Just so you know, cbs: the biowheel was invented to be modeled after similar structures found in wastewater treatment plants. The whole point of the biowheel is to expose the ammonia oxidizing bacteria and nitrite oxidizing bacteria (the cycling bacteria) to the air, where the concentration of oxygen is somewhere around 10,000 times higher than the concentration of oxygen in water. As you can probably infer, those bacteria need oxygen to do their cycling work.

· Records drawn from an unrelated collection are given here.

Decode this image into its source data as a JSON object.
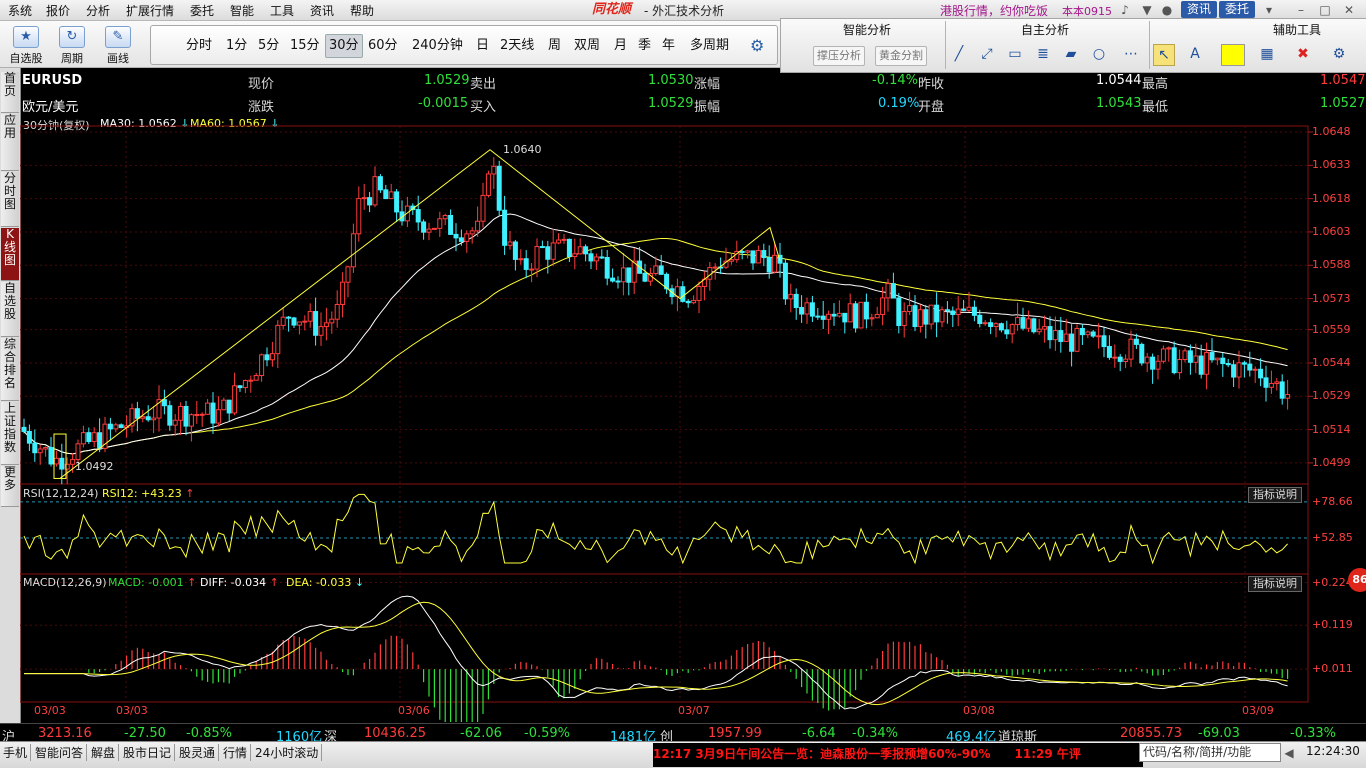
{
  "menu": {
    "items": [
      "系统",
      "报价",
      "分析",
      "扩展行情",
      "委托",
      "智能",
      "工具",
      "资讯",
      "帮助"
    ]
  },
  "brand": {
    "logo": "同花顺",
    "title": "- 外汇技术分析",
    "promo": "港股行情，约你吃饭",
    "version": "本本0915",
    "news_btn": "资讯",
    "trade_btn": "委托"
  },
  "toolbar": {
    "buttons": [
      {
        "label": "自选股",
        "icon": "star-icon"
      },
      {
        "label": "周期",
        "icon": "cycle-icon"
      },
      {
        "label": "画线",
        "icon": "pen-icon"
      }
    ],
    "periods": [
      "分时",
      "1分",
      "5分",
      "15分",
      "30分",
      "60分",
      "240分钟",
      "日",
      "2天线",
      "周",
      "双周",
      "月",
      "季",
      "年",
      "多周期"
    ],
    "selected_period": "30分"
  },
  "rpanel": {
    "smart": "智能分析",
    "custom": "自主分析",
    "aux": "辅助工具",
    "btn1": "撑压分析",
    "btn2": "黄金分割"
  },
  "sidetabs": [
    "首页",
    "应用",
    "分时图",
    "K线图",
    "自选股",
    "综合排名",
    "上证指数",
    "更多"
  ],
  "quote": {
    "symbol": "EURUSD",
    "name": "欧元/美元",
    "labels": [
      "现价",
      "卖出",
      "涨幅",
      "昨收",
      "最高",
      "涨跌",
      "买入",
      "振幅",
      "开盘",
      "最低"
    ],
    "values": {
      "price": "1.0529",
      "sell": "1.0530",
      "change_pct": "-0.14%",
      "prev_close": "1.0544",
      "high": "1.0547",
      "change": "-0.0015",
      "buy": "1.0529",
      "amplitude": "0.19%",
      "open": "1.0543",
      "low": "1.0527"
    }
  },
  "chart_legend": {
    "period_label": "30分钟(复权)",
    "ma30": "MA30: 1.0562",
    "ma60": "MA60: 1.0567"
  },
  "chart_data": {
    "type": "candlestick",
    "price_axis": [
      "1.0648",
      "1.0633",
      "1.0618",
      "1.0603",
      "1.0588",
      "1.0573",
      "1.0559",
      "1.0544",
      "1.0529",
      "1.0514",
      "1.0499"
    ],
    "price_range": [
      1.0485,
      1.0648
    ],
    "annotations": {
      "high": "1.0640",
      "low": "1.0492"
    },
    "date_labels": [
      "03/03",
      "03/03",
      "03/06",
      "03/07",
      "03/08",
      "03/09"
    ],
    "rsi": {
      "title": "RSI(12,12,24)",
      "value": "RSI12: +43.23",
      "axis": [
        "+78.66",
        "+52.85"
      ],
      "range": [
        30,
        90
      ]
    },
    "macd": {
      "title": "MACD(12,26,9)",
      "macd": "MACD: -0.001",
      "diff": "DIFF: -0.034",
      "dea": "DEA: -0.033",
      "axis": [
        "+0.224",
        "+0.119",
        "+0.011"
      ],
      "range": [
        -0.06,
        0.24
      ]
    },
    "indicator_btn": "指标说明"
  },
  "status": {
    "sh_label": "沪",
    "sh_val": "3213.16",
    "sh_chg": "-27.50",
    "sh_pct": "-0.85%",
    "sh_amt": "1160亿",
    "sz_label": "深",
    "sz_val": "10436.25",
    "sz_chg": "-62.06",
    "sz_pct": "-0.59%",
    "sz_amt": "1481亿",
    "cy_label": "创",
    "cy_val": "1957.99",
    "cy_chg": "-6.64",
    "cy_pct": "-0.34%",
    "cy_amt": "469.4亿",
    "dj_label": "道琼斯",
    "dj_val": "20855.73",
    "dj_chg": "-69.03",
    "dj_pct": "-0.33%"
  },
  "bottom": {
    "buttons": [
      "手机",
      "智能问答",
      "解盘",
      "股市日记",
      "股灵通",
      "行情",
      "24小时滚动"
    ],
    "news": "12:17 3月9日午间公告一览：迪森股份一季报预增60%-90%　　11:29 午评",
    "search_placeholder": "代码/名称/简拼/功能",
    "clock": "12:24:30",
    "badge": "86"
  }
}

If your biowheel ever stops spinning again -- for whatever reason (clogged filter again, broken pump in the unit, power loss, etc.) the first thing you want to do is float the biowheel in the tank. 1) The bacteria will die if dried out, so you want to keep them wet. 2) The bacteria on the wheel will continue to process the ammonia and nitrite. So, the tank won't be anywhere as in bad of shape as they would have otherwise. A few years back a bad ice storm took out power for over three days. By floating the biowheel in the tanks, I had zero losses and zero ammonia and nitrite only 2 hours after the power came back on.
The advice about not replacing the media is for those filter that don't have biowheels. Something like a sponge filter, or canister filter. Your biowheel filter will have the cycling bacteria primarily colonized on the biowheel itself. That is the whole point of the biowheel.